2.2.1.3.Adicionalmente, cuando el demandante formula cargos por violación del artículo 13 de la Constitución, la Corte ha sostenido que la carga argumentativa se acrecienta. En estos eventos, “(…) la condición esencial para que se consolide un cargo por vulneración del principio de igualdad consiste en la identificación de un tratamiento diferenciado a dos personas o grupos de personas que se encuentren en idénticas circunstancias.[37] En la sentencia C-264 de 2008[38], la Corporación agregó que el simple hecho de que el Legislador establezca diferenciaciones, no lleva consigo una vulneración del derecho a la igualdad.
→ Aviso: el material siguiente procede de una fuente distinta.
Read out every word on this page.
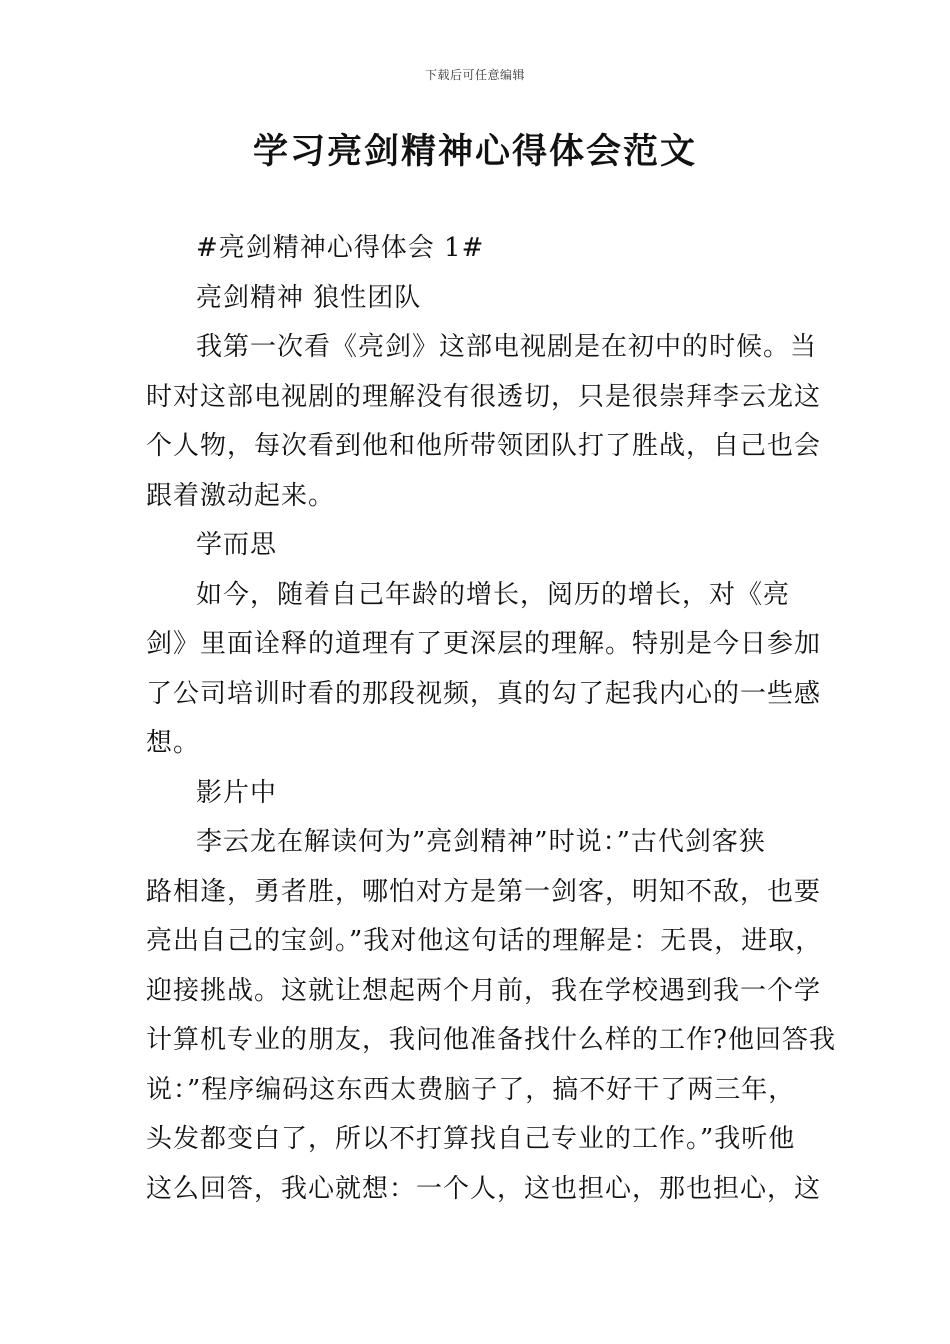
下载后可任意编辑
学习亮剑精神心得体会范文
#亮剑精神心得体会 1#
亮剑精神 狼性团队
我第一次看《亮剑》这部电视剧是在初中的时候。当
时对这部电视剧的理解没有很透切，只是很崇拜李云龙这
个人物，每次看到他和他所带领团队打了胜战，自己也会
跟着激动起来。
学而思
如今，随着自己年龄的增长，阅历的增长，对《亮
剑》里面诠释的道理有了更深层的理解。特别是今日参加
了公司培训时看的那段视频，真的勾了起我内心的一些感
想。
影片中
李云龙在解读何为”亮剑精神”时说：”古代剑客狭
路相逢，勇者胜，哪怕对方是第一剑客，明知不敌，也要
亮出自己的宝剑。”我对他这句话的理解是：无畏，进取，
迎接挑战。这就让想起两个月前，我在学校遇到我一个学
计算机专业的朋友，我问他准备找什么样的工作?他回答我
说：”程序编码这东西太费脑子了，搞不好干了两三年，
头发都变白了，所以不打算找自己专业的工作。”我听他
这么回答，我心就想：一个人，这也担心，那也担心，这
Por tanto, no es válido para los demandantes hacer juicios genéricos, sino que deben presentar las razones por las cuales las situaciones son idénticas y sustentar porqué el trato diferenciado es arbitrario.

 

2.2.1.4.Finalmente, cuando el actor propone un cargo por omisión legislativa relativa[39], la Corte ha explicado que la demanda debe hacer referencia a los elementos que configuran tal omisión; estos son[40]: (i) la existencia de una norma respecto de la cual se predique el cargo, en particular, esta Corporación ha precisado que el cargo debe referirse a un contenido normativo existente; (ii) la exclusión de las consecuencias jurídicas de la norma acusada de casos asimilables a los previstos en ella, o la no inclusión de un ingrediente o condición indispensable para la armonización de su enunciado normativo con los mandatos de la Carta;  (iii) la ausencia de una razón suficiente para tal exclusión; (iv) la creación de una situación de desigualdad negativa respecto de los grupos excluidos de la regulación o la violación alguno de sus derechos fundamentales; y (v) la existencia de un mandato constitucional específico que obligue al Legislador a contemplar los casos o ingredientes excluidos; la Corte ha precisado que sin deber no puede haber omisión.[41]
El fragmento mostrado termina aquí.